Archaeology, Learning

Plumpton Roman villa: Archaeology in Sussex

It was a teaching day yesterday. I had a glorious day out at Plumpton working on the villa and teaching a new group of people about archaeology. There’s so much joy in teaching, learning and discovery.

It’ll never fail to fascinate me that I can touch with my hand something that hasn’t been touched by anyone else for nearly 2000 years; my fingers can trace the grooves made by the Potter or the tile-maker and finger print to finger print, the years fade away.

There’s a humanness to Archaeology that defies category.

We study the objects that humans made and used and left behind. We learn of people’s cultures and lives and find what’s left of their humanity. And in this fleeting passage of time that constitutes human life, we can pause and reflect on how lives were then and how lives are now and see the changes that time and ingenuity have wrought on humankind.

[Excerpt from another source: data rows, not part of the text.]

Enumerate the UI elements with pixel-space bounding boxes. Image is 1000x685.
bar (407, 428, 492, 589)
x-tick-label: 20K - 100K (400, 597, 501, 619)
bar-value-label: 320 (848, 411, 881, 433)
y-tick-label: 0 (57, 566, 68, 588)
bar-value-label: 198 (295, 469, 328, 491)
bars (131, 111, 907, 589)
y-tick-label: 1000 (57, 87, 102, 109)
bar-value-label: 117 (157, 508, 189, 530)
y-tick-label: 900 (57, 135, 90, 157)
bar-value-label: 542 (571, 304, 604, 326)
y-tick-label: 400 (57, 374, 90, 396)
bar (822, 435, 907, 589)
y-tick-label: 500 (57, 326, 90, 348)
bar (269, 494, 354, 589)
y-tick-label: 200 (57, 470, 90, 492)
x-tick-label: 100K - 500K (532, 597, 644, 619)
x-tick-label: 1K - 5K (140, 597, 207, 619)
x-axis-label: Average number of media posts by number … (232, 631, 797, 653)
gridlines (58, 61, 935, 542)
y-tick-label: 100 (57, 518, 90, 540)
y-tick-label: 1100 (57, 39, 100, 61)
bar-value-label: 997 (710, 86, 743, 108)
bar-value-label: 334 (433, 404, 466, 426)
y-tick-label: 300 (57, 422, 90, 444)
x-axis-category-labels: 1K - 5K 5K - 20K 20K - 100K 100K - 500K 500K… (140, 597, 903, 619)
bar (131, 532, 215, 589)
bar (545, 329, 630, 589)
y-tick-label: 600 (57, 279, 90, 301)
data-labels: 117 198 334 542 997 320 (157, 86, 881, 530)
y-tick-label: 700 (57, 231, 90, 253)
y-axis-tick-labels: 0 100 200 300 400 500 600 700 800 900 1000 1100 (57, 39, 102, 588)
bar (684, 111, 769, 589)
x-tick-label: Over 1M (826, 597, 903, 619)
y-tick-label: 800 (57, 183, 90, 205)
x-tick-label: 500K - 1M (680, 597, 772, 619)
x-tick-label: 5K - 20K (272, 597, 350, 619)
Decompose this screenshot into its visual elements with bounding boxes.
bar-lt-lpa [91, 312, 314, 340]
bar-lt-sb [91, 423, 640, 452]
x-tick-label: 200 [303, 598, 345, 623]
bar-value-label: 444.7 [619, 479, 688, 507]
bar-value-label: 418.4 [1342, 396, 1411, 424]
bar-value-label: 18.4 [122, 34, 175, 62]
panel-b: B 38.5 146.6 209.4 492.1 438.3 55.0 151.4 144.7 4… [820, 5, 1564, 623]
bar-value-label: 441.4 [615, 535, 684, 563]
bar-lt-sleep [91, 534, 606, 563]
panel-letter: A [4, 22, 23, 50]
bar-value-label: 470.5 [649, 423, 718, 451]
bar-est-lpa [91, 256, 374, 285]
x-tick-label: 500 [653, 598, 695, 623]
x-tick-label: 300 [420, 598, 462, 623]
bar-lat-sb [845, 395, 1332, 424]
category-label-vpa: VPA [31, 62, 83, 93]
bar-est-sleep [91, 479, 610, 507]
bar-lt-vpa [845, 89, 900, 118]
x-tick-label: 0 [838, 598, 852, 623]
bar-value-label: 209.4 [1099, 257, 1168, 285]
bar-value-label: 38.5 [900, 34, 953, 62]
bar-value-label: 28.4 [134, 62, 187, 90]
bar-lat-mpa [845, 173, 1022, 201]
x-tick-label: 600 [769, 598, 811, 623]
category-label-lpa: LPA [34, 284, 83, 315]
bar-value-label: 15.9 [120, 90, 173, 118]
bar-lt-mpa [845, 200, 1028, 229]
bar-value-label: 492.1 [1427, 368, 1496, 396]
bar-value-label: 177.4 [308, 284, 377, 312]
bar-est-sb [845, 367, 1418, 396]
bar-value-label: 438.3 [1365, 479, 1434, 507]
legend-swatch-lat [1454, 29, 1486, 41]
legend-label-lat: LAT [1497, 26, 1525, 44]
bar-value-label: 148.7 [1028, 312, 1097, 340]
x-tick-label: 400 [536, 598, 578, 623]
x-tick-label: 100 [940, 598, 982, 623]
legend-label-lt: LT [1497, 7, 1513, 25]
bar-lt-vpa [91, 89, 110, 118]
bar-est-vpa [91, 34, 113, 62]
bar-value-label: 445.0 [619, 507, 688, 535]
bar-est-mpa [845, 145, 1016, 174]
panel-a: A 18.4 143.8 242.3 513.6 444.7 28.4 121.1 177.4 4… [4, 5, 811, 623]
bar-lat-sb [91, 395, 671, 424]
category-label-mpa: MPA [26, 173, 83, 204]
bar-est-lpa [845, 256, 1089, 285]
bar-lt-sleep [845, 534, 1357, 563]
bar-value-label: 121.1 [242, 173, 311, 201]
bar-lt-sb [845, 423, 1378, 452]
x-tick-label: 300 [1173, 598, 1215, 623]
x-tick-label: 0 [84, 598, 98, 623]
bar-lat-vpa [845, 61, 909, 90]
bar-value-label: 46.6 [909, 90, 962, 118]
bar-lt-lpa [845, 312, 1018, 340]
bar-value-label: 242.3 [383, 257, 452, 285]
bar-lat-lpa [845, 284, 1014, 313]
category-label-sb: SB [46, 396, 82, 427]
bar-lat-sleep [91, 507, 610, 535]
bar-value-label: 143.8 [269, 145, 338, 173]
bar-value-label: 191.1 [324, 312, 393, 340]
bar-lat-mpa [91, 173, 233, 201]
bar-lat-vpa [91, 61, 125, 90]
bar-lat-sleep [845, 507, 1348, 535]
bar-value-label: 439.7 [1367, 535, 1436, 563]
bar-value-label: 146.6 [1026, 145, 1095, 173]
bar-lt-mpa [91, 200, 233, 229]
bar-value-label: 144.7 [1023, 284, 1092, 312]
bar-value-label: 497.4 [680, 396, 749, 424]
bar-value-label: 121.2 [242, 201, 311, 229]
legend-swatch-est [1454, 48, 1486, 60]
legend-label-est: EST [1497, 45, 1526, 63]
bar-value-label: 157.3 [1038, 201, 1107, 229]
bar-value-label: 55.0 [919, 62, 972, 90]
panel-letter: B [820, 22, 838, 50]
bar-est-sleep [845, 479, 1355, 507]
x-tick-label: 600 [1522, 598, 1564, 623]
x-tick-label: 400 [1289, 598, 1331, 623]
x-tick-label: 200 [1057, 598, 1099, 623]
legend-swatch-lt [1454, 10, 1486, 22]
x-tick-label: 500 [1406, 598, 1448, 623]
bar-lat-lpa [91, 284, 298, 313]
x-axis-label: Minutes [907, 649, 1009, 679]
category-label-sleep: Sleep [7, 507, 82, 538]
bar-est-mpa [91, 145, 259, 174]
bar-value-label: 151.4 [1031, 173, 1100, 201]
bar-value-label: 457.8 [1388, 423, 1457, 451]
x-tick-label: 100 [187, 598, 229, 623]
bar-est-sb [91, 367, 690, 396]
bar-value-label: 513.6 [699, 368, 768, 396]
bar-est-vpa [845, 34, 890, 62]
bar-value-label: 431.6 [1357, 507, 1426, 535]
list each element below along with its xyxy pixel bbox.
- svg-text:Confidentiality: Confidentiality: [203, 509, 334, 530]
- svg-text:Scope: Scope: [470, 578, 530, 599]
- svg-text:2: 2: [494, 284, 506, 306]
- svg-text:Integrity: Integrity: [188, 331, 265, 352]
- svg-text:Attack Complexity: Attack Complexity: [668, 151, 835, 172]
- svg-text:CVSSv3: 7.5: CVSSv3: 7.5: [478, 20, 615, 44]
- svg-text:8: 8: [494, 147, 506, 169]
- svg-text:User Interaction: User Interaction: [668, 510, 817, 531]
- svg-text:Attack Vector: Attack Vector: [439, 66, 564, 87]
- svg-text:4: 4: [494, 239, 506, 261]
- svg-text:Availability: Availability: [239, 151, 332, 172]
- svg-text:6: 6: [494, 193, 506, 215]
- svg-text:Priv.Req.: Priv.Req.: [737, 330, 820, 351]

It’s not all prosaic, this gathering of artefacts and blisters. It’s searching for structures and features in the soil, it’s looking for the echoes of past civilisations in the soil; broken things and rusty things, shiny things and once-loved things. It’s hard, dusty work. It’s digging with trowels and mattocks, shovels, buckets and wheelbarrows. It’s sweating profusely in a 29 degree heatwave while teaching and remembering the joy that brought me here in the first place. The joy that set me on this journey 16 years ago.

In this blistering heat, the desire to feel connected to the past- to learn what has never been learned before – must outweigh the desire for human comfort. We spend the day outside of ourselves, learning how to see the past, how to record these echoes of humanity.

We learn of our own human-ness as we search for traces of past human-ness in the soil. We learn about ourselves and our essential natures.

We suspend our regular pattern of days and set aside our worldly concerns. We are – for a brief and precious time – aware of the importance of human life and we grant ourselves the perspective to view thousands of years of human life – generation upon generation of lives – without fear or pity of our own mortality but with reverence and awe.

There are days in each of our lives that remind us who we are. Yesterday was one of them.